President Obama's team is planning to phase out chemicals commonly used in refrigerators and air conditioners, and replace them with more environmentally-friendly chemicals. The administration announced yesterday, on September 16, that some of the country's biggest chemical manufacturers have voluntarily committed to phasing out use of the harmful chemicals like R-134a.

The Obama Administration is making this announcement the week before a major U.N. meeting to discuss climate change and reducing worldwide production of greenhouse gases.

Hydrofluorocarbons, the coolant that is currently most popular in the United States, is a replacement for Freon-based coolants, which were banned in the 1990s because of their contribution to damaging the ozone layer. However, HFC's have negative effects on the environment too. The majority of HFC's don't harm the ozone layer, but the chemical acts as a greenhouse gas, trapping heat in the atmosphere. Climate scientists say that some HFC chemicals are 10,000 times worse for the environment as greenhouse gases than the same amount of carbon dioxide.
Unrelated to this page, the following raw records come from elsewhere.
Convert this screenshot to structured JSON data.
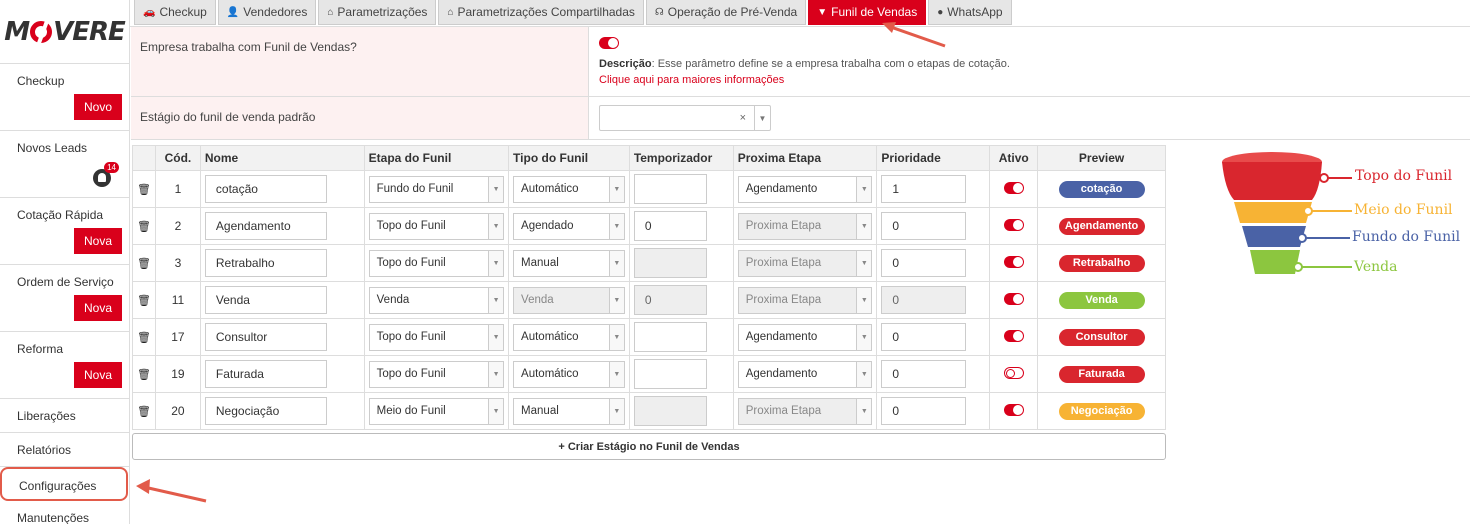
{
  "brand": {
    "logo_left": "M",
    "logo_right": "VERE"
  },
  "sidebar": {
    "items": [
      {
        "label": "Checkup",
        "badge": "Novo"
      },
      {
        "label": "Novos Leads",
        "notifications": "14"
      },
      {
        "label": "Cotação Rápida",
        "badge": "Nova"
      },
      {
        "label": "Ordem de Serviço",
        "badge": "Nova"
      },
      {
        "label": "Reforma",
        "badge": "Nova"
      },
      {
        "label": "Liberações"
      },
      {
        "label": "Relatórios"
      },
      {
        "label": "Configurações",
        "selected": true
      },
      {
        "label": "Manutenções"
      }
    ]
  },
  "tabs": [
    {
      "label": "Checkup",
      "icon": "car-icon"
    },
    {
      "label": "Vendedores",
      "icon": "user-icon"
    },
    {
      "label": "Parametrizações",
      "icon": "settings-icon"
    },
    {
      "label": "Parametrizações Compartilhadas",
      "icon": "settings-icon"
    },
    {
      "label": "Operação de Pré-Venda",
      "icon": "headset-icon"
    },
    {
      "label": "Funil de Vendas",
      "icon": "filter-icon",
      "active": true
    },
    {
      "label": "WhatsApp",
      "icon": "chat-icon"
    }
  ],
  "params": {
    "funnel_enabled": {
      "label": "Empresa trabalha com Funil de Vendas?",
      "enabled": true,
      "desc_title": "Descrição",
      "desc_text": ": Esse parâmetro define se a empresa trabalha com o etapas de cotação.",
      "link": "Clique aqui para maiores informações"
    },
    "default_stage": {
      "label": "Estágio do funil de venda padrão",
      "value": "",
      "clear": "×"
    }
  },
  "table": {
    "headers": [
      "Cód.",
      "Nome",
      "Etapa do Funil",
      "Tipo do Funil",
      "Temporizador",
      "Proxima Etapa",
      "Prioridade",
      "Ativo",
      "Preview"
    ],
    "rows": [
      {
        "code": "1",
        "name": "cotação",
        "stage": "Fundo do Funil",
        "type": "Automático",
        "timer": "",
        "timer_disabled": false,
        "next": "Agendamento",
        "next_disabled": false,
        "priority": "1",
        "priority_disabled": false,
        "active": true,
        "preview": "cotação",
        "color": "#4a62a6"
      },
      {
        "code": "2",
        "name": "Agendamento",
        "stage": "Topo do Funil",
        "type": "Agendado",
        "timer": "0",
        "timer_disabled": false,
        "next": "Proxima Etapa",
        "next_disabled": true,
        "priority": "0",
        "priority_disabled": false,
        "active": true,
        "preview": "Agendamento",
        "color": "#d9262e"
      },
      {
        "code": "3",
        "name": "Retrabalho",
        "stage": "Topo do Funil",
        "type": "Manual",
        "timer": "",
        "timer_disabled": true,
        "next": "Proxima Etapa",
        "next_disabled": true,
        "priority": "0",
        "priority_disabled": false,
        "active": true,
        "preview": "Retrabalho",
        "color": "#d9262e"
      },
      {
        "code": "11",
        "name": "Venda",
        "stage": "Venda",
        "type": "Venda",
        "type_disabled": true,
        "timer": "0",
        "timer_disabled": true,
        "next": "Proxima Etapa",
        "next_disabled": true,
        "priority": "0",
        "priority_disabled": true,
        "active": true,
        "preview": "Venda",
        "color": "#8cc63f"
      },
      {
        "code": "17",
        "name": "Consultor",
        "stage": "Topo do Funil",
        "type": "Automático",
        "timer": "",
        "timer_disabled": false,
        "next": "Agendamento",
        "next_disabled": false,
        "priority": "0",
        "priority_disabled": false,
        "active": true,
        "preview": "Consultor",
        "color": "#d9262e"
      },
      {
        "code": "19",
        "name": "Faturada",
        "stage": "Topo do Funil",
        "type": "Automático",
        "timer": "",
        "timer_disabled": false,
        "next": "Agendamento",
        "next_disabled": false,
        "priority": "0",
        "priority_disabled": false,
        "active": false,
        "preview": "Faturada",
        "color": "#d9262e"
      },
      {
        "code": "20",
        "name": "Negociação",
        "stage": "Meio do Funil",
        "type": "Manual",
        "timer": "",
        "timer_disabled": true,
        "next": "Proxima Etapa",
        "next_disabled": true,
        "priority": "0",
        "priority_disabled": false,
        "active": true,
        "preview": "Negociação",
        "color": "#f7b334"
      }
    ],
    "create_label": "+ Criar Estágio no Funil de Vendas"
  },
  "funnel_legend": [
    {
      "label": "Topo do Funil",
      "color": "#d9262e"
    },
    {
      "label": "Meio do Funil",
      "color": "#f7b334"
    },
    {
      "label": "Fundo do Funil",
      "color": "#4a62a6"
    },
    {
      "label": "Venda",
      "color": "#8cc63f"
    }
  ],
  "colors": {
    "accent": "#d9001b",
    "annotation_arrow": "#e25b4a"
  }
}
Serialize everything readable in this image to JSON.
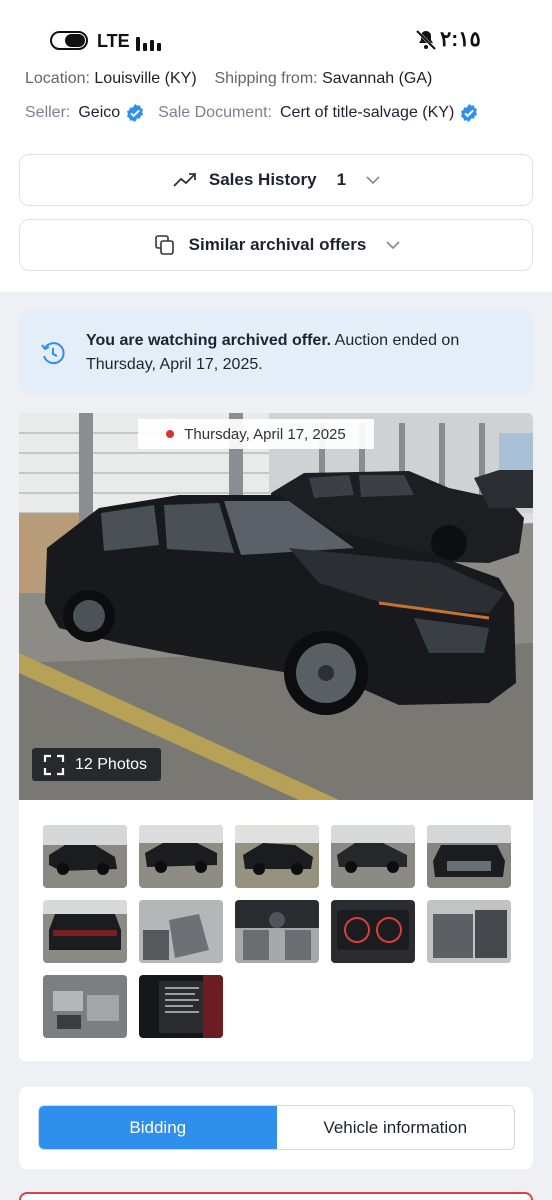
{
  "status_bar": {
    "network": "LTE",
    "time": "٢:١٥"
  },
  "listing": {
    "location_label": "Location:",
    "location_value": "Louisville (KY)",
    "shipping_label": "Shipping from:",
    "shipping_value": "Savannah (GA)",
    "seller_label": "Seller:",
    "seller_value": "Geico",
    "sale_doc_label": "Sale Document:",
    "sale_doc_value": "Cert of title-salvage (KY)"
  },
  "sales_history": {
    "label": "Sales History",
    "count": "1"
  },
  "similar_offers": {
    "label": "Similar archival offers"
  },
  "banner": {
    "bold_text": "You are watching archived offer.",
    "text": " Auction ended on Thursday, April 17, 2025."
  },
  "gallery": {
    "date": "Thursday, April 17, 2025",
    "photos_label": "12 Photos",
    "thumbnails": [
      "car-front-left",
      "car-left-side",
      "car-left-rear",
      "car-right-front",
      "car-front-damage",
      "car-rear",
      "interior-front-seats",
      "dashboard",
      "instrument-cluster",
      "rear-seats",
      "engine-bay",
      "vin-label"
    ]
  },
  "tabs": {
    "bidding": "Bidding",
    "vehicle_info": "Vehicle information"
  },
  "colors": {
    "accent": "#2f8fec",
    "banner_bg": "#e3eef9",
    "verified": "#2f8fec",
    "date_dot": "#d9342b"
  }
}
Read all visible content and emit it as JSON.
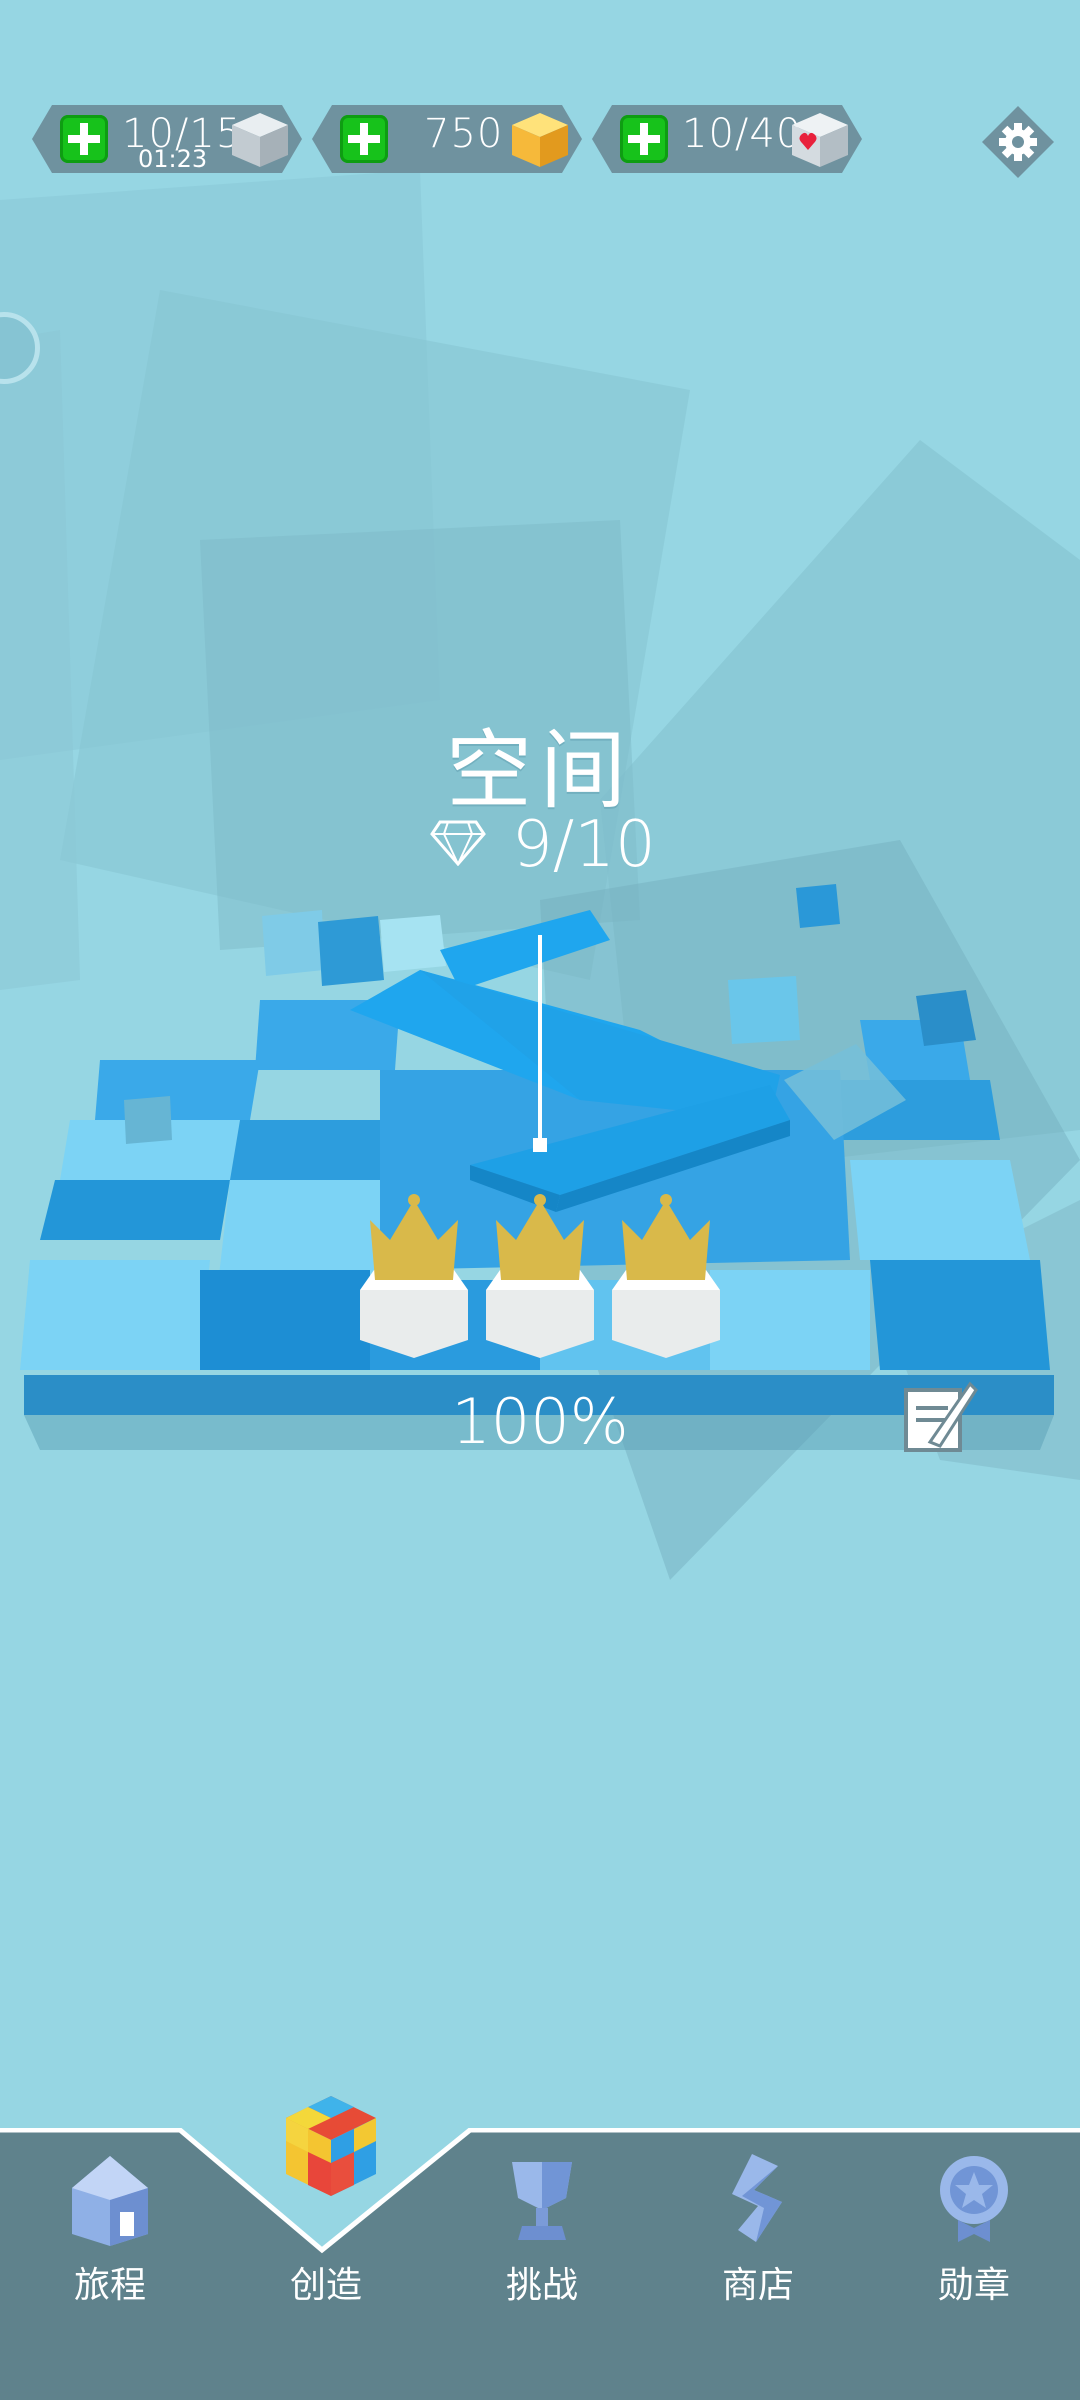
{
  "resources": {
    "lives": {
      "value": "10/15",
      "timer": "01:23",
      "icon": "gray-cube-icon"
    },
    "gems": {
      "value": "750",
      "icon": "gold-cube-icon"
    },
    "hearts": {
      "value": "10/40",
      "icon": "heart-cube-icon"
    }
  },
  "level": {
    "title": "空间",
    "diamonds": "9/10",
    "progress": "100%",
    "crowns": 3
  },
  "nav": {
    "items": [
      {
        "label": "旅程",
        "icon": "house-icon"
      },
      {
        "label": "创造",
        "icon": "rubik-cube-icon",
        "active": true
      },
      {
        "label": "挑战",
        "icon": "trophy-icon"
      },
      {
        "label": "商店",
        "icon": "shop-bolt-icon"
      },
      {
        "label": "勋章",
        "icon": "medal-icon"
      }
    ]
  },
  "colors": {
    "background": "#96d6e3",
    "nav_bg": "#5f828c",
    "accent_blue": "#1a9be0",
    "plus_green": "#17c21b",
    "gold": "#d9b94a"
  }
}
The Obama administration came up with a plan to phase out HFC production and give manufacturers time to find a replacement. A government official said that the proposed plan would have the same environmental benefit as removing 15 million cars from the road for a decade.

"These are some of the strongest greenhouse gases in the atmosphere," said the official, who wished to remain anonymous.

The Obama administration has tried for the past four years to remove HFC's from the market. However, this new plan seems promising, especially because they got chemical manufacturers and retail companies to voluntarily agree to reduce their HFC production and consumption. Coca-Cola, for one, has pledged to only buy HFC-free coolers in the future. There is already an HFC-free replacement cooling agent, called HFO-1234YF. Other companies on the list include Pepsi, Target, and Kroger. Chemical manufacturers who currenlty make 95 percent of all HFC in the United States also joined the effort.

HFC reduction could be a good thing to focus on while the U.N. comes to a global agreement on limiting carbon dioxide emissions, said Durwood Zaelke, an environmental lawyer. An agreement about carbon dioxide is a long way off, but limiting HFC's could have a significant impact in a short time.

"If we don't deal with the HFC problem now, in the future these gases are going to kill us," Zaelke said. "Fortunately, there are already replacement technologies for most uses, and you can take steps now that are relatively small and cheap."